AMPK and AKT protein kinases hierarchically phosphorylate the N-terminus of the FOXO1 transcription factor, modulating interactions with 14-3-3 proteins

Forkhead box protein O1 (FOXO1) is a transcription factor involved in various cellular processes such as glucose metabolism, development, stress resistance, and tumor suppression. FOXO1's transcriptional activity is controlled by different environmental cues through a myriad of posttranslational modifications. In response to growth factors, the serine/threonine kinase AKT phosphorylates Thr²⁴ and Ser²⁵⁶ in FOXO1 to stimulate binding of 14-3-3 proteins, causingFOXO1inactivation. In contrast, low nutrient and energy levels induce FOXO1 activity. AMP-activated protein kinase (AMPK), a master regulator of cellular energy homeostasis, partly mediates this effect through phosphorylation of Ser³⁸³ and Thr⁶⁴⁹ in FOXO1. In this study, we identified Ser²² as an additional AMPK phosphorylation site in FOXO1's N terminus, with Ser²² phosphorylation preventing binding of 14-3-3 proteins.
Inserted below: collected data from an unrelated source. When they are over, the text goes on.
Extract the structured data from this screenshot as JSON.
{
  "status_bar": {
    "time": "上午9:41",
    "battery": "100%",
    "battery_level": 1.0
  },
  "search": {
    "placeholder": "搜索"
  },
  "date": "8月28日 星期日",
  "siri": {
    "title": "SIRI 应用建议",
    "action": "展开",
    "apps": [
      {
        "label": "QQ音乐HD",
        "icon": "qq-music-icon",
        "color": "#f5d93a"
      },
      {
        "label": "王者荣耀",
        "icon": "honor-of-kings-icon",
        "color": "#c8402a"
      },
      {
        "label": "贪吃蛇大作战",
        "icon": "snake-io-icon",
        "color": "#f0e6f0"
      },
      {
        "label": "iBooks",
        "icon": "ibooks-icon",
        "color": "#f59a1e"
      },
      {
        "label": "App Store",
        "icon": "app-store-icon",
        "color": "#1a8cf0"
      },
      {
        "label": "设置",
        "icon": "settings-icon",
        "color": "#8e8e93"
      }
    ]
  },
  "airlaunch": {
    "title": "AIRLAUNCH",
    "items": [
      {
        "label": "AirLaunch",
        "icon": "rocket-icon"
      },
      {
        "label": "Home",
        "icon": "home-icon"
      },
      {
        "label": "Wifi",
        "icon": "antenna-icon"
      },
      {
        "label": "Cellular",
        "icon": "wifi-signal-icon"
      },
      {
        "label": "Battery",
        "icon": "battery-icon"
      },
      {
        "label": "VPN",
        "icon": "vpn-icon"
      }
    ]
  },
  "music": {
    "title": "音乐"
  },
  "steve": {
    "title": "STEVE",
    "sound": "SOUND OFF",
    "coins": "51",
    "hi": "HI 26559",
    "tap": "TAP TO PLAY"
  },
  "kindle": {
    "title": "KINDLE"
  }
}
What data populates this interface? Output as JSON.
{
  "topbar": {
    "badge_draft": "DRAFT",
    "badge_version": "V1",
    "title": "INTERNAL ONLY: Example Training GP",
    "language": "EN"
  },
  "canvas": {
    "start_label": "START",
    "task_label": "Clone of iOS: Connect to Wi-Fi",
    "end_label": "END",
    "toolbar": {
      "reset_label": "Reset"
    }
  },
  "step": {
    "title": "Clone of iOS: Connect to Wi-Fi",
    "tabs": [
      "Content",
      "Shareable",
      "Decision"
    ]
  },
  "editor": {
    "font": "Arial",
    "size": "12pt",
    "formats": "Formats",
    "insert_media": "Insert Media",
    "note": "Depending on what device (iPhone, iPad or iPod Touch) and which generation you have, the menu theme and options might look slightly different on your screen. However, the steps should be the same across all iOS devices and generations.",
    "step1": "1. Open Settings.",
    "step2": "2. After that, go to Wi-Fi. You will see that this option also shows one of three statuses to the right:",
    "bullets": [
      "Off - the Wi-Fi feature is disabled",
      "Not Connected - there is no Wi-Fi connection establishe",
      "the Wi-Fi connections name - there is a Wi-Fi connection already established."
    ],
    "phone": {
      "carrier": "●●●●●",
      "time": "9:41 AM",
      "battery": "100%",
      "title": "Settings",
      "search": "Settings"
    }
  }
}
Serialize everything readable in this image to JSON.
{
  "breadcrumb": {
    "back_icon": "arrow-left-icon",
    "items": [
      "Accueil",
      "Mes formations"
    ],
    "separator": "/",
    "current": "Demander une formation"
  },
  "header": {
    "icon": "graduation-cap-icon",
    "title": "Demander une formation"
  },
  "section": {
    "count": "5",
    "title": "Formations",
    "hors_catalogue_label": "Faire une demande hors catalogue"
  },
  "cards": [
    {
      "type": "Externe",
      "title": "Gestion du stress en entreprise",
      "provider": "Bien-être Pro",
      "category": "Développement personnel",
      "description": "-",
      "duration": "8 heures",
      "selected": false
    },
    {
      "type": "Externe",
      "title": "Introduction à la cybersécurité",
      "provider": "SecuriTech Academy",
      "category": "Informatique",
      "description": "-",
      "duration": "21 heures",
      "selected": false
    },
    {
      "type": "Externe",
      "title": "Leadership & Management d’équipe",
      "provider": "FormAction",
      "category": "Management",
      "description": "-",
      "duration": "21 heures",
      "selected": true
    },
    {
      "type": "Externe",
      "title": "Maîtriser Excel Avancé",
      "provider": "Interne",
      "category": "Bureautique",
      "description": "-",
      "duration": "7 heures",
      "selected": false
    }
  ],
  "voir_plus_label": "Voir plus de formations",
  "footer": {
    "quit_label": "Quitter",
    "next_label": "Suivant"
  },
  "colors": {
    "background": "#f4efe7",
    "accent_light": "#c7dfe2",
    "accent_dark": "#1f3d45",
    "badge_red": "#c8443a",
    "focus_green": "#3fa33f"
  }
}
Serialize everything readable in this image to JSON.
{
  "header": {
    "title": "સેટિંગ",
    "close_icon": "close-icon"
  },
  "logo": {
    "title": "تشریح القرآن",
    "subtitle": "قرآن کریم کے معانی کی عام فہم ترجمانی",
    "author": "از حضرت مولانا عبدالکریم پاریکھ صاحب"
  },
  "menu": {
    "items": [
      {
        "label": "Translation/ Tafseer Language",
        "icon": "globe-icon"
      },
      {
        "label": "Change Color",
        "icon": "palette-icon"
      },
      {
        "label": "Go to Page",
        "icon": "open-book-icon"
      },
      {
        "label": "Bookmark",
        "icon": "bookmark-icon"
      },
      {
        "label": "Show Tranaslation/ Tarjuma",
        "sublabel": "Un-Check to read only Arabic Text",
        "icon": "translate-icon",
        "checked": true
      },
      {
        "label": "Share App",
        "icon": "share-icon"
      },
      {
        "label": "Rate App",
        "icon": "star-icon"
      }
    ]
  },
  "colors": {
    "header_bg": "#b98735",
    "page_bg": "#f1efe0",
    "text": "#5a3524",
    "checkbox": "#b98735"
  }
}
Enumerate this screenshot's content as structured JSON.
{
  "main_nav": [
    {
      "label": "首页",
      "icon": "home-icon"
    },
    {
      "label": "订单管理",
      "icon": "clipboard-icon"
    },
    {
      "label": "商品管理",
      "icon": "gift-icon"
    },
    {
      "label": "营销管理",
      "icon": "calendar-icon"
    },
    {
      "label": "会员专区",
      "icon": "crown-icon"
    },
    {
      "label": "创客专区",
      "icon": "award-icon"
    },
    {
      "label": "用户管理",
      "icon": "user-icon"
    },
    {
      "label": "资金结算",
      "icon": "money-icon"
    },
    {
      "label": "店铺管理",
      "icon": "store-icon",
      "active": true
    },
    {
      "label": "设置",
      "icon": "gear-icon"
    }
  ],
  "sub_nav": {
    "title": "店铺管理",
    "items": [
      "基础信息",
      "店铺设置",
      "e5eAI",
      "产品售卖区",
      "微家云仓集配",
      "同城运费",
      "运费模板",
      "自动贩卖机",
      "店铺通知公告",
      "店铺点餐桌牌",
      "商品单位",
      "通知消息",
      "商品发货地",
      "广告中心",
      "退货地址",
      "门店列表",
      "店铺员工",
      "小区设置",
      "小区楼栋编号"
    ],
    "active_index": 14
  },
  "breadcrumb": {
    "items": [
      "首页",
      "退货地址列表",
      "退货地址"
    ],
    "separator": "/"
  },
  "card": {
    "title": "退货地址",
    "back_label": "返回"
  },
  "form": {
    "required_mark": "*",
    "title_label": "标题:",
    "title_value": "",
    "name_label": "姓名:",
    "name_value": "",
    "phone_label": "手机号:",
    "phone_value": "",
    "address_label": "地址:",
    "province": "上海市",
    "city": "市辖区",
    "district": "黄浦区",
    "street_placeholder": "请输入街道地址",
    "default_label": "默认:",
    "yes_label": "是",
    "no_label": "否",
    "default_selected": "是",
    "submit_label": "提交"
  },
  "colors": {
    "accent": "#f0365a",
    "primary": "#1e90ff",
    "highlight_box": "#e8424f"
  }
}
The crystal structure of a FOXO1 peptide in complex with 14-3-3 σ at 2.3 Å resolution revealed that this is a consequence of both steric hindrance and electrostatic repulsion. Furthermore, we found that AMPK-mediated Ser²² phosphorylation impairs Thr²⁴ phosphorylation by AKT in a hierarchical manner. Thus, numerous mechanisms maintain FOXO1 activity via AMPK signaling. AMPK-mediated Ser²² phosphorylation directly and indirectly averts binding of 14-3-3 proteins, whereas phosphorylation of Ser³⁸³ and Thr⁶⁴⁹ complementarily stimulates FOXO1 activity. Our results shed light on a mechanism that integrates inputs from both AMPK and AKT signaling pathways in a small motif to fine-tune FOXO1 transcriptional activity.